Flink支持每个元素去重,也支持根据key的位置去重。

package com.ztland.flink_demo.dataSet;

import org.apache.flink.api.java.DataSet;
import org.apache.flink.api.java.ExecutionEnvironment;
import org.apache.flink.api.java.tuple.Tuple3;


public class DataSetReduceGroup {

	public static void main(String[] args) throws Exception {
		final ExecutionEnvironment env = ExecutionEnvironment.getExecutionEnvironment();

		DataSet<Tuple3<Integer, String, Double>> input = env.fromElements(
				Tuple3.of(1, "hello", 5.0),
				Tuple3.of(1, "hello", 5.0),
				Tuple3.of(2, "hello", 5.0),
				Tuple3.of(3, "world", 7.0),
				Tuple3.of(4, "world", 6.0)
				);

		// 对所有元素去重
		//		DataSet<Tuple3<Integer, String, Double>> output = input.distinct();

		// 对Int和String去重
		DataSet<Tuple3<Integer, String, Double>> output = input.distinct(0,1);

		DataSet<Integer> inputInteger = env.fromElements(1,2,3,4,5,5);

		// 对转换结果去重
		DataSet<Integer> outputInteger = inputInteger.distinct(
				x -> Math.abs(x)
				);

		output.print();

		outputInteger.print();

		env.execute("reduceGroup Demo");

	}

}

Join

连接分为两类:

  • 内连接
  • 外连接
    • 左外连接
    • 右外连接
    • 全外连接

内连接有以下三种形式:
不带连接函数的形式。where和equalTo分别定义被连接的两个数据集的属性位置,输出者两个位置上相等的元素。

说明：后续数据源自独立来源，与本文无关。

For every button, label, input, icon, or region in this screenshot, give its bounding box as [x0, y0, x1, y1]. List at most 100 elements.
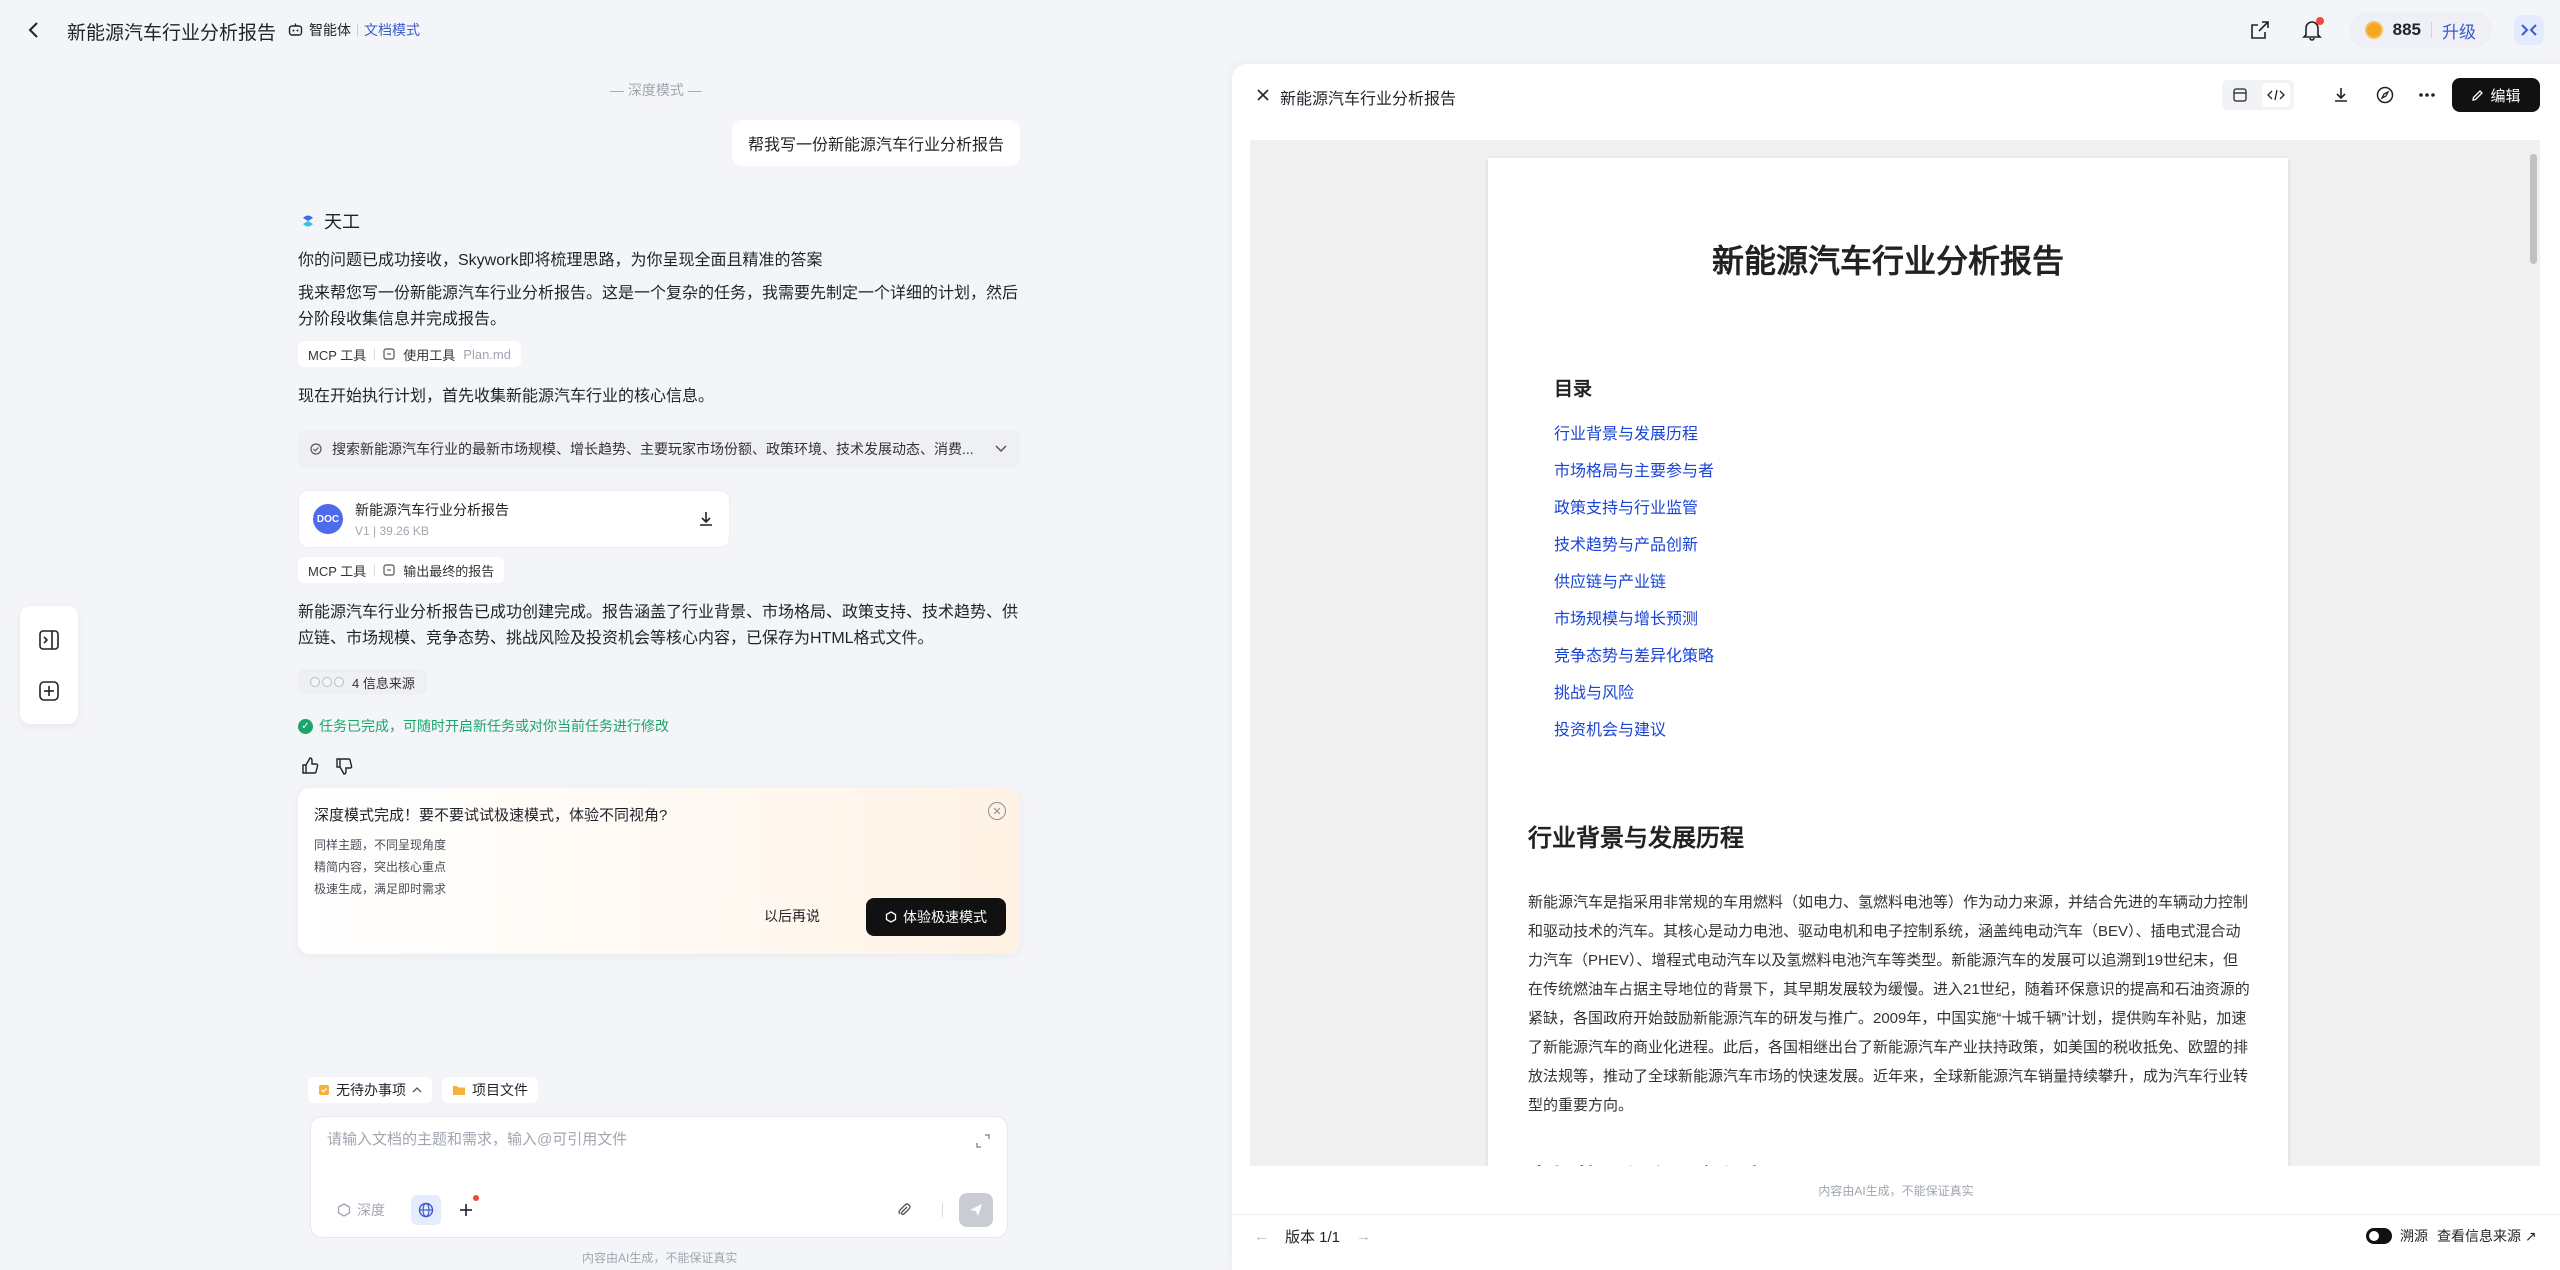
- toc-link[interactable]: 政策支持与行业监管: [1554, 494, 1714, 531]
- toc-link[interactable]: 行业背景与发展历程: [1554, 420, 1714, 457]
- attach-button[interactable]: [891, 1197, 917, 1223]
- expand-icon[interactable]: [975, 1133, 991, 1149]
- panel-title: 新能源汽车行业分析报告: [1280, 91, 1457, 108]
- toc-link[interactable]: 市场格局与主要参与者: [1554, 457, 1714, 494]
- panel-ai-disclaimer: 内容由AI生成，不能保证真实: [1818, 1184, 1974, 1198]
- section-body: 新能源汽车是指采用非常规的车用燃料（如电力、氢燃料电池等）作为动力来源，并结合先…: [1528, 894, 2250, 1114]
- add-button[interactable]: [451, 1195, 481, 1225]
- section-heading-next: 市场格局与主要参与者: [1528, 1158, 1768, 1166]
- agent-label: 智能体: [309, 22, 351, 38]
- view-mode-toggle: [2222, 80, 2294, 110]
- thumbs-down-icon[interactable]: [334, 756, 354, 776]
- document-viewer[interactable]: 新能源汽车行业分析报告 目录 行业背景与发展历程 市场格局与主要参与者 政策支持…: [1250, 140, 2540, 1166]
- toc-link[interactable]: 竞争态势与差异化策略: [1554, 642, 1714, 679]
- page-title: 新能源汽车行业分析报告: [67, 23, 277, 44]
- bot-name: 天工: [324, 212, 360, 232]
- close-icon: ✕: [992, 805, 1002, 818]
- send-button[interactable]: [959, 1193, 993, 1227]
- credits-pill[interactable]: 885 升级: [2348, 12, 2492, 48]
- back-arrow-icon: [28, 22, 38, 38]
- pencil-icon: [2472, 89, 2484, 101]
- todo-icon: [319, 1085, 329, 1095]
- chevron-down-icon: [995, 445, 1007, 453]
- document-card[interactable]: DOC 新能源汽车行业分析报告 V1 | 39.26 KB: [298, 490, 730, 548]
- panel-footer-divider: [1232, 1214, 2560, 1215]
- try-label: 体验极速模式: [903, 909, 987, 925]
- upgrade-link[interactable]: 升级: [2442, 18, 2476, 43]
- thumbs-up-icon[interactable]: [300, 756, 320, 776]
- promo-line-3: 极速生成，满足即时需求: [314, 882, 447, 896]
- project-files-chip[interactable]: 项目文件: [442, 1077, 538, 1103]
- trace-toggle[interactable]: [2366, 1228, 2392, 1244]
- globe-icon: [418, 1202, 434, 1218]
- try-speed-mode-button[interactable]: 体验极速模式: [866, 898, 1006, 936]
- web-search-toggle[interactable]: [411, 1195, 441, 1225]
- tool-usage-tag: MCP 工具 使用工具 Plan.md: [298, 341, 521, 367]
- add-square-icon: [39, 680, 59, 701]
- notification-dot: [2315, 17, 2324, 25]
- bot-header: 天工: [300, 208, 360, 234]
- hexagon-outline-icon: [337, 1203, 351, 1217]
- promo-close-button[interactable]: ✕: [988, 802, 1006, 820]
- project-files-label: 项目文件: [472, 1082, 528, 1098]
- later-button[interactable]: 以后再说: [764, 906, 820, 926]
- notification-button[interactable]: [2297, 15, 2327, 45]
- promo-title: 深度模式完成！要不要试试极速模式，体验不同视角?: [314, 807, 668, 824]
- trace-label: 溯源: [2400, 1228, 2428, 1244]
- share-button[interactable]: [2245, 15, 2275, 45]
- composer-divider: [942, 1203, 943, 1217]
- viewer-scrollbar[interactable]: [2526, 140, 2540, 1166]
- toc-link[interactable]: 挑战与风险: [1554, 679, 1714, 716]
- sources-count: 4 信息来源: [352, 675, 415, 691]
- tool-icon-2: [383, 564, 395, 576]
- toc-link[interactable]: 市场规模与增长预测: [1554, 605, 1714, 642]
- paperclip-icon: [898, 1203, 911, 1216]
- skywork-logo-icon: [303, 215, 313, 227]
- top-bar: 新能源汽车行业分析报告 智能体 文档模式 885 升级: [0, 0, 2560, 60]
- new-task-button[interactable]: [34, 676, 64, 706]
- sources-button[interactable]: 4 信息来源: [298, 669, 427, 695]
- message-input[interactable]: [327, 1131, 947, 1148]
- version-label: 版本 1/1: [1285, 1229, 1341, 1246]
- view-sources-link[interactable]: 查看信息来源 ↗: [2437, 1226, 2537, 1246]
- explore-button[interactable]: [2372, 82, 2398, 108]
- source-avatars: [310, 677, 344, 687]
- toc-link[interactable]: 技术趋势与产品创新: [1554, 531, 1714, 568]
- workspace-button[interactable]: [2514, 15, 2544, 45]
- scrollbar-thumb[interactable]: [2530, 154, 2537, 264]
- chip-divider: [357, 24, 358, 36]
- bot-message-done: 新能源汽车行业分析报告已成功创建完成。报告涵盖了行业背景、市场格局、政策支持、技…: [298, 604, 1019, 647]
- coin-icon: [2364, 21, 2383, 39]
- credits-divider: [2431, 22, 2432, 38]
- toc-link[interactable]: 供应链与产业链: [1554, 568, 1714, 605]
- todo-chip[interactable]: 无待办事项: [308, 1077, 432, 1103]
- more-button[interactable]: [2414, 82, 2440, 108]
- agent-mode-chip[interactable]: 智能体 文档模式: [288, 20, 420, 40]
- panel-close-button[interactable]: [1252, 84, 1274, 106]
- code-icon: [2267, 89, 2285, 101]
- prev-version-arrow-icon[interactable]: ←: [1254, 1228, 1269, 1245]
- toc-heading: 目录: [1554, 379, 1593, 400]
- toc-link[interactable]: 投资机会与建议: [1554, 716, 1714, 753]
- tag-divider-2: [374, 564, 376, 576]
- section-heading: 行业背景与发展历程: [1528, 825, 1744, 852]
- edit-label: 编辑: [2490, 87, 2521, 105]
- download-icon[interactable]: [697, 510, 715, 528]
- panel-download-button[interactable]: [2328, 82, 2354, 108]
- folder-icon: [453, 1086, 465, 1095]
- back-button[interactable]: [20, 16, 48, 44]
- side-toolbar: [20, 606, 78, 724]
- expand-sidebar-button[interactable]: [34, 625, 64, 655]
- next-version-arrow-icon[interactable]: →: [1356, 1228, 1371, 1245]
- tag-divider: [374, 348, 376, 360]
- search-step[interactable]: 搜索新能源汽车行业的最新市场规模、增长趋势、主要玩家市场份额、政策环境、技术发展…: [298, 430, 1020, 468]
- code-view-button[interactable]: [2262, 83, 2290, 107]
- doc-size: 39.26 KB: [379, 524, 429, 538]
- deep-mode-toggle[interactable]: 深度: [327, 1195, 395, 1225]
- plan-file-label[interactable]: Plan.md: [463, 347, 511, 362]
- speed-mode-promo: 深度模式完成！要不要试试极速模式，体验不同视角? 同样主题，不同呈现角度 精简内…: [298, 788, 1020, 954]
- preview-view-button[interactable]: [2226, 83, 2254, 107]
- edit-button[interactable]: 编辑: [2452, 78, 2540, 112]
- feedback-row: [300, 756, 354, 776]
- doc-info: 新能源汽车行业分析报告 V1 | 39.26 KB: [355, 500, 685, 538]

package com.ztland.flink_demo.dataSet;

import org.apache.flink.api.java.DataSet;
import org.apache.flink.api.java.ExecutionEnvironment;
import org.apache.flink.api.java.tuple.Tuple2;


public class DataSetJoin {

	public static void main(String[] args) throws Exception {
		final ExecutionEnvironment env = ExecutionEnvironment.getExecutionEnvironment();

		DataSet<Tuple2<Integer, String>> input1 = env.fromElements(
				Tuple2.of(1, "hello"),
				Tuple2.of(2, "world")
				);

		DataSet<Tuple2<String,Integer>> input2 = env.fromElements(
				Tuple2.of("hello",1),
				Tuple2.of("world",2)
				);
		// input1的第0位,于input2的第1位,值相等则连接,不对结果调用连接函数
		DataSet<Tuple2<Tuple2<Integer, String>, Tuple2<String, Integer>>> output = input1.join(input2)
				.where(0)
				.equalTo(1);
		
		output.print();

		env.execute("join Demo");

	}

}

结果:
((1,hello),(hello,1))
((2,world),(world,2))

带JoinFunction函数的:

笛卡儿积

构建两个DataSet的笛卡儿积。

package com.ztland.flink_demo.dataSet;

import org.apache.flink.api.java.DataSet;
import org.apache.flink.api.java.ExecutionEnvironment;
import org.apache.flink.api.java.tuple.Tuple2;


public class DataSetCross {

	public static void main(String[] args) throws Exception {
		final ExecutionEnvironment env = ExecutionEnvironment.getExecutionEnvironment();

		DataSet<Integer> data1 = env.fromElements(1,2,3);
		DataSet<String> data2 = env.fromElements("one","tow","three");
		DataSet<Tuple2<Integer, String>> result = data1.cross(data2);

		result.print();

		env.execute("cross Demo");

	}

}
结果:
(1,one)
(1,tow)
(1,three)
(2,one)
(2,tow)
(2,three)
(3,one)
(3,tow)
(3,three)

Union

类似RDBMS中的union,DataSet的Union将多个相同类型的数据集拼接在一起。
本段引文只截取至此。